Por outro lado os nossos meios de socorro, bombeiros, socorristas de montanha e helicóptero, são confrontados, quase diariamente, com uma grande azáfama devido à incoerência de turistas irresponsáveis que apenas por uma “selfie” colocam a sua vida em risco, além dos custos para a Região pago com o nosso dinheiro. Depois ainda têm a ousadia de criticar a sinalização perigosa e a prontidão do socorro como aconteceu no caso da italiana Margherita Salvucci que lamentavelmente perdeu a vida por incúria na Poça das Lesmas no passado mês de junho. Precisamos de turismo? Sim, sem dúvida, mas um turismo responsável.
A taxa turística que foi largos anos vista pelos (ir) responsáveis governantes como óbice à entrada de turista, hoje já é necessária e vista como justa e de 0 euros há dois ou três anos, passou para 2€ e já se aprontam para aumentar para 4€, por dormida.
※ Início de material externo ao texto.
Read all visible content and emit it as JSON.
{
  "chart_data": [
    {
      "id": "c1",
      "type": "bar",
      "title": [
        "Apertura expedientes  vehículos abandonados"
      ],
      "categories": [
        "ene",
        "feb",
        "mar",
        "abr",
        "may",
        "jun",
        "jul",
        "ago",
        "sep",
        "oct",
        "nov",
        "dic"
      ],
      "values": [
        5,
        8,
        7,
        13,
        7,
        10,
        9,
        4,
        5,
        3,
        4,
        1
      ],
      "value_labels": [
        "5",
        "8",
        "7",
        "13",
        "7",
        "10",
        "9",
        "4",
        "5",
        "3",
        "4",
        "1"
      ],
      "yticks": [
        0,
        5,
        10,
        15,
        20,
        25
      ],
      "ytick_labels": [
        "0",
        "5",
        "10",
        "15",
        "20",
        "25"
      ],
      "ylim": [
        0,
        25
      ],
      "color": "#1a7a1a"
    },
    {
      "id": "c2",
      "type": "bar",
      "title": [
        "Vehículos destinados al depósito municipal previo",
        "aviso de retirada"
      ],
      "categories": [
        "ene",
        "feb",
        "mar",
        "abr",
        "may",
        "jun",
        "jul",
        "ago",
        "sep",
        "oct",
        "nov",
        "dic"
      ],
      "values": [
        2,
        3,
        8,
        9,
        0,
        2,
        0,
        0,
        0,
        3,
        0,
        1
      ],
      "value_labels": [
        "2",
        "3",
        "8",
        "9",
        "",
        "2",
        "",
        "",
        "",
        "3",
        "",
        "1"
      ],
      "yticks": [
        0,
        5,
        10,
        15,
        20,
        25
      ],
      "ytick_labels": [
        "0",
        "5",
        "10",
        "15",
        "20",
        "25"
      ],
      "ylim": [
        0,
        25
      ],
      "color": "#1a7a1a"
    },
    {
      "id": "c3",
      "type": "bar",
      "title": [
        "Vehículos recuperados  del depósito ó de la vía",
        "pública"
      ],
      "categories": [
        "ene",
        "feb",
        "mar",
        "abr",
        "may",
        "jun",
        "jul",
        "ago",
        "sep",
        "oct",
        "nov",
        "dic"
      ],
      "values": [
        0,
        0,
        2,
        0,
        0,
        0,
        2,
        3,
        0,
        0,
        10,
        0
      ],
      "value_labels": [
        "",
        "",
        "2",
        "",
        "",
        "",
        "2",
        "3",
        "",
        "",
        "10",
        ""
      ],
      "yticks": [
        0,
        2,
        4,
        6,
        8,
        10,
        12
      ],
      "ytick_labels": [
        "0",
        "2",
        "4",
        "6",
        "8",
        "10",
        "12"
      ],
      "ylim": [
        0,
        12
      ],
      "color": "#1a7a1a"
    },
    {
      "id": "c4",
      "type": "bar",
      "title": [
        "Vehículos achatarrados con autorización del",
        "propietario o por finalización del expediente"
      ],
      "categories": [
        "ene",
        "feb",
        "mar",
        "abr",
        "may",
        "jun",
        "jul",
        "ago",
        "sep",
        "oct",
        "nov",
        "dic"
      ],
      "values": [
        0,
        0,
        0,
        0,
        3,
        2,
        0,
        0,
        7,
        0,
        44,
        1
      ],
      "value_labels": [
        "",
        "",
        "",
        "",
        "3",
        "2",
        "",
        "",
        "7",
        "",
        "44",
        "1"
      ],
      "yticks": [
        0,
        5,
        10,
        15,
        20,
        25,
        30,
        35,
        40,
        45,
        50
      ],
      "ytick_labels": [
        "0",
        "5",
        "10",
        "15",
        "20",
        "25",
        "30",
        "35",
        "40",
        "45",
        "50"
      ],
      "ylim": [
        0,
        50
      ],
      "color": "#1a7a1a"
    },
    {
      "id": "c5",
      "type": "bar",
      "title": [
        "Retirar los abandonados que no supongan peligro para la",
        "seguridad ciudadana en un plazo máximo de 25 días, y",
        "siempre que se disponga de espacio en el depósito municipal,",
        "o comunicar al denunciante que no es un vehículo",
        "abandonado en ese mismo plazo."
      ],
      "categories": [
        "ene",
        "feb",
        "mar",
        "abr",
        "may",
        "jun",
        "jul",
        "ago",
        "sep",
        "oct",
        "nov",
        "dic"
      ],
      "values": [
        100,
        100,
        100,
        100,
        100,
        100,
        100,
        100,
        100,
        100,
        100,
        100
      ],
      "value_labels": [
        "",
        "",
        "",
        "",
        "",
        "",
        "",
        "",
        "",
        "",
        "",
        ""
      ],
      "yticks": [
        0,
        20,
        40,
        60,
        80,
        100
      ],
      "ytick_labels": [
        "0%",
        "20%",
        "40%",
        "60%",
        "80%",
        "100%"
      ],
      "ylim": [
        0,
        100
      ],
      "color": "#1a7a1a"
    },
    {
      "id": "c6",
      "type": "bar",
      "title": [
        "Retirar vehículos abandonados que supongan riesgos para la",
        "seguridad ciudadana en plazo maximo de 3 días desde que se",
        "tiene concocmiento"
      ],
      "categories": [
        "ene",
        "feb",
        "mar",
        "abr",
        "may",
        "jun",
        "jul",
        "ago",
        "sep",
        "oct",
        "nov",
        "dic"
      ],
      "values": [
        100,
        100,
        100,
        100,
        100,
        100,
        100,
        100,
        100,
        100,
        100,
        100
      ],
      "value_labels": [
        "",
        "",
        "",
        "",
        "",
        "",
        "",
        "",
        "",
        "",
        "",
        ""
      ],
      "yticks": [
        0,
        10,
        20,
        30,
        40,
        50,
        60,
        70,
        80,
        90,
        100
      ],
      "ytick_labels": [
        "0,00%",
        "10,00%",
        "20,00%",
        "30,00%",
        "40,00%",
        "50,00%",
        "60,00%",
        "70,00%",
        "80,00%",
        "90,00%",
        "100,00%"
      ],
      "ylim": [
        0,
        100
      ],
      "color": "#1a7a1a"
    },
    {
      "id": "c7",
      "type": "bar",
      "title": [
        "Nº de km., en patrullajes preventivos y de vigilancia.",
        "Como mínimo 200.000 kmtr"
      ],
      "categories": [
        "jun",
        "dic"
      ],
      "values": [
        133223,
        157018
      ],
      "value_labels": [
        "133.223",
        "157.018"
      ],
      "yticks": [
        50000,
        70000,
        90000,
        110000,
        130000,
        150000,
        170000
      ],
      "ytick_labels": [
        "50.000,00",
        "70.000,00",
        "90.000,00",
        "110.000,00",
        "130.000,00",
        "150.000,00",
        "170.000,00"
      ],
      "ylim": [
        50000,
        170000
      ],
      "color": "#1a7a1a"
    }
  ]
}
Mais vale tarde que nunca, pois injusto seria 250 mil madeirenses pagarem taxa de saneamento básico, resíduos sólidos, de consumo de água, de eletricidade para conforto de mais de 1 milhão de turistas que nos visitam todos os anos.
Poucos são os que, por enquanto, se atrevem a apontar o dedo ao tema turismo pois é “pecado” falar mal da única fonte de receita da Madeira e Porto Santo, porém chegará o dia em que não poderemos ignorar ou contornar o assunto.
Ilustro este tema com outra opinião hilariante tornada pública em que alguém sugeria que bastava que os madeirenses evitassem visitar os locais mais frequentados pelos turistas para evitar congestionamentos. Como vêm não é exagero quando ponho por hipótese que no futuro seremos escorraçados da nossa ilha para que os turistas se sintam bem. Já nem nos é permitido “ir de férias cá dentro”.